British Values

British Values and Vocational Qualifications

The Prevent duty requires providers and practitioners to exemplify British values in their practice and to use opportunities to explore British values and to challenge extremism.

British values are defined as including:

“democracy, the rule of law, individual liberty and mutual respect and tolerance for those with different faiths and beliefs” *

This includes complying with the Equality Act 2010 and preventing discrimination against those with protected characteristics:

  • age;
  • disability;
  • gender reassignment;
  • marriage and civil partnership;
  • pregnancy and maternity;
  • race;
  • religion or belief;
  • sex;
  • sexual orientation. **

Behaviour in the workplace

Effective learning takes place in classrooms and the workplace where there is tolerance and mutual respect as set out in the Equality Act and where those with the protected characteristics receive fair treatment, so that all are treated equally.

All providers should have a code of conduct which requires all students to behave with tolerance and mutual respect of others.

By maintaining these standards of behaviour in class, teachers and trainers will be promoting British values

Commercial success

Mutual respect and tolerance are essential to success in the workplace. If your students don’t show tolerance and mutual respect they will not work effectively with their colleagues and if they have contact with customers or clients they will find an alternative supplier if they are not treated with mutual respect and tolerance. This is an essential part of the training and education which students need to prepare them for the workplace. The Equality Act of 2010 also requires that no-one in the nine protected groups is discriminated against. There is case law which shows that the Equality Act rights are being enforced against businesses and the public sector.

The Law and Democracy

In vocational courses Health and Safety legislation will always be taught. This applies to all roles, tasks and workplaces including health and beauty, plumbing, land based studies, the sports industry, manufacturing, travel and tourism. This is a perfect opportunity to discuss British law in terms of Health and Safety Legislation. This will also be an opportunity to discuss employment law and the rights that employees have. This can provide a further opportunity to discuss how these laws have come about through the democratic system and as a result of the use of the democratic system to achieve change.

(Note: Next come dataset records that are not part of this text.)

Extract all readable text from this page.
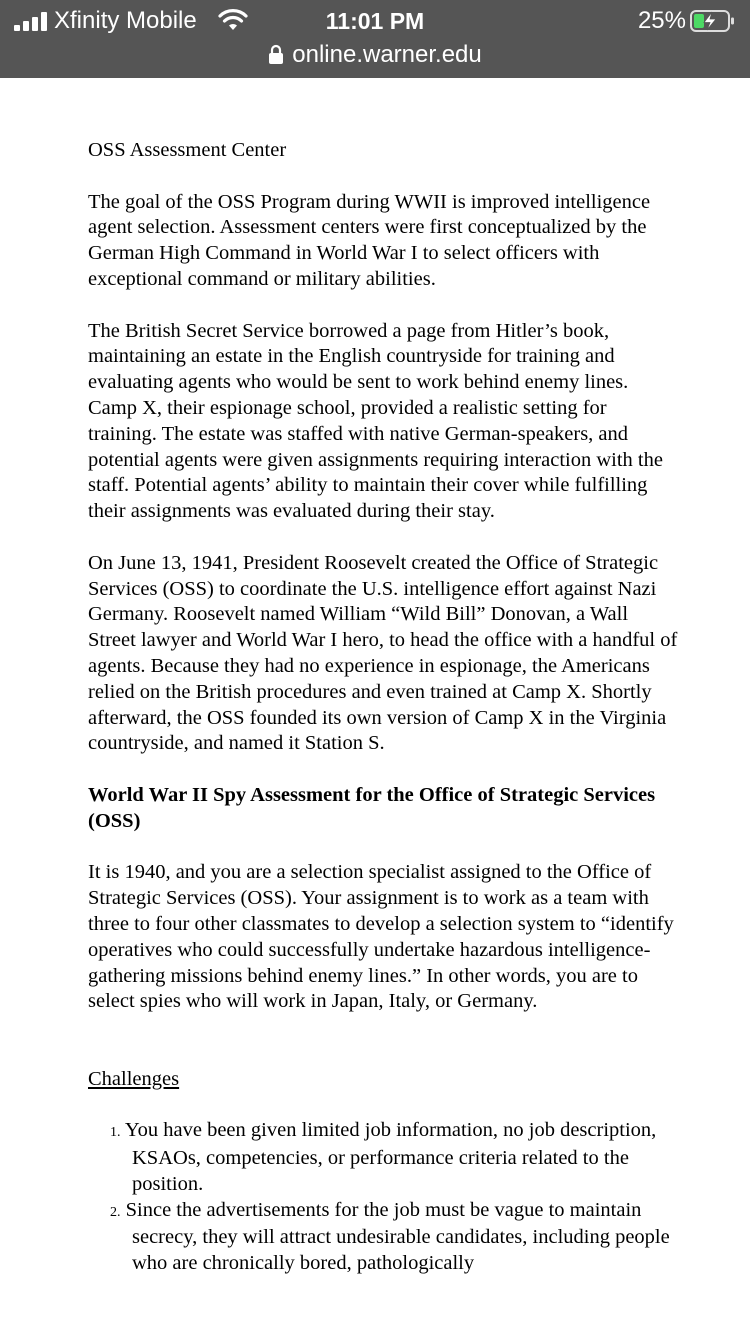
Xfinity Mobile	11:01 PM	25%
online.warner.edu

OSS Assessment Center

The goal of the OSS Program during WWII is improved intelligence agent selection. Assessment centers were first conceptualized by the German High Command in World War I to select officers with exceptional command or military abilities.

The British Secret Service borrowed a page from Hitler’s book, maintaining an estate in the English countryside for training and evaluating agents who would be sent to work behind enemy lines. Camp X, their espionage school, provided a realistic setting for training. The estate was staffed with native German-speakers, and potential agents were given assignments requiring interaction with the staff. Potential agents’ ability to maintain their cover while fulfilling their assignments was evaluated during their stay.

On June 13, 1941, President Roosevelt created the Office of Strategic Services (OSS) to coordinate the U.S. intelligence effort against Nazi Germany. Roosevelt named William “Wild Bill” Donovan, a Wall Street lawyer and World War I hero, to head the office with a handful of agents. Because they had no experience in espionage, the Americans relied on the British procedures and even trained at Camp X. Shortly afterward, the OSS founded its own version of Camp X in the Virginia countryside, and named it Station S.

World War II Spy Assessment for the Office of Strategic Services (OSS)

It is 1940, and you are a selection specialist assigned to the Office of Strategic Services (OSS). Your assignment is to work as a team with three to four other classmates to develop a selection system to “identify operatives who could successfully undertake hazardous intelligence-gathering missions behind enemy lines.” In other words, you are to select spies who will work in Japan, Italy, or Germany.

Challenges
1. You have been given limited job information, no job description, KSAOs, competencies, or performance criteria related to the position.
2. Since the advertisements for the job must be vague to maintain secrecy, they will attract undesirable candidates, including people who are chronically bored, pathologically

You might also discuss other forms of regulation and tax law. All of these can provide a further opportunity to discuss how these laws have come about as a result of the use of the democratic system to achieve change.

Examples for this might be:

  • Trade union pressure to introduce health and safety laws and employment protection laws.
  • Businesses which want changes to legislation to make it easier to trade
  • Politicians pressure which often comes from constituents contacting them about issues
  • Public pressure such as demonstrations and letter writing campaigns and petitions
  • Newspaper, TV, radio and social media campaigns to introduce new laws.

Individual liberty

Students will discuss their options after completing their courses. This provides an opportunity to refer to individual liberty to make choices about developing their careers or progressing in education.

Challenging extremism

The Prevent duty is not intended to stop students debating controversial ideas

If students make comments which could be regarded as extremist staff should encourage the students:

  • to think critically
  • to consider whether the evidence they have is accurate and full
  • to consider whether they have received an partial and/or unsustainable interpretation of evidence
  • to consider alternative interpretations and views

Staff should use opportunities to challenge extremist narratives through discussion with students. If staff do not feel confident in challenging extremist ideas with their students they should ask for support. This will normally be through the Safeguarding officer.

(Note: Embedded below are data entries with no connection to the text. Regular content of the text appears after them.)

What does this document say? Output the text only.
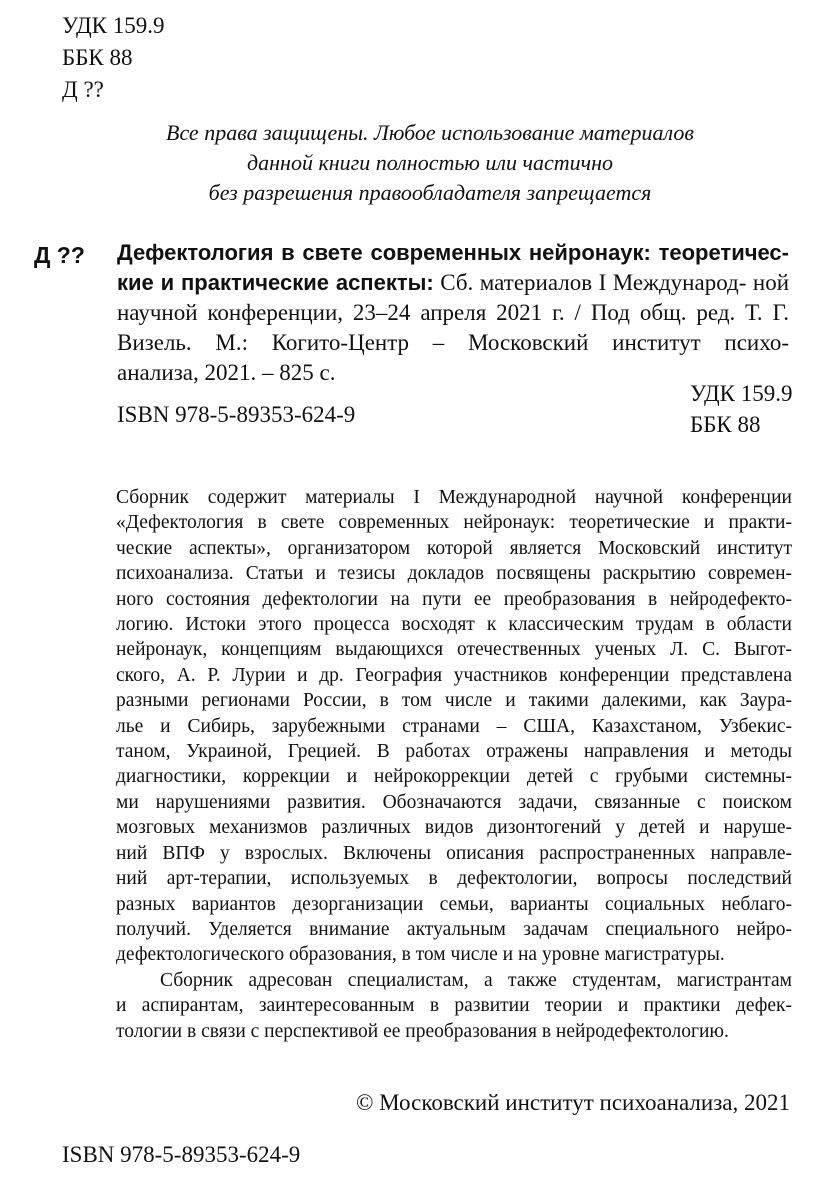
УДК 159.9
ББК 88
Д ??
Все права защищены. Любое использование материалов
данной книги полностью или частично
без разрешения правообладателя запрещается
Д ?? Дефектология в свете современных нейронаук: теоретичес-
кие и практические аспекты: Сб. материалов I Международ- ной
научной конференции, 23–24 апреля 2021 г. / Под общ. ред. Т. Г.
Визель. М.: Когито-Центр – Московский институт психо-
анализа, 2021. – 825 с.
УДК 159.9
ББК 88
ISBN 978-5-89353-624-9
Сборник содержит материалы I Международной научной конференции
«Дефектология в свете современных нейронаук: теоретические и практи-
ческие аспекты», организатором которой является Московский институт
психоанализа. Статьи и тезисы докладов посвящены раскрытию современ-
ного состояния дефектологии на пути ее преобразования в нейродефекто-
логию. Истоки этого процесса восходят к классическим трудам в области
нейронаук, концепциям выдающихся отечественных ученых Л. С. Выгот-
ского, А. Р. Лурии и др. География участников конференции представлена
разными регионами России, в том числе и такими далекими, как Заура-
лье и Сибирь, зарубежными странами – США, Казахстаном, Узбекис-
таном, Украиной, Грецией. В работах отражены направления и методы
диагностики, коррекции и нейрокоррекции детей с грубыми системны-
ми нарушениями развития. Обозначаются задачи, связанные с поиском
мозговых механизмов различных видов дизонтогений у детей и наруше-
ний ВПФ у взрослых. Включены описания распространенных направле-
ний арт-терапии, используемых в дефектологии, вопросы последствий
разных вариантов дезорганизации семьи, варианты социальных неблаго-
получий. Уделяется внимание актуальным задачам специального нейро-
дефектологического образования, в том числе и на уровне магистратуры.
Сборник адресован специалистам, а также студентам, магистрантам
и аспирантам, заинтересованным в развитии теории и практики дефек-
тологии в связи с перспективой ее преобразования в нейродефектологию.
© Московский институт психоанализа, 2021
ISBN 978-5-89353-624-9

If students behave in a way which contravenes the equality and diversity aspects of the code of conduct which they have signed then this is a disciplinary issue e.g. refusing to work with a gay student or a student of a different ethnicity. It should be dealt with through normal provider disciplinary processes.

The Safeguarding team should be notified of examples where extremism has been challenged.

Applying British values to your subject area: Example
British values Exercise & Fitness level 2
Rule of Law Health and Safety Law

Employment law

Democracy How have the laws come about e.g. pressure from the public for safe products. Trade Union pressure for Health and safety legislation.
Individual liberty Choices in terms of employment and careers
Tolerance and mutual respect Student code of conduct. Good working relationships and customer service. This can be explored through the employability section of the syllabus.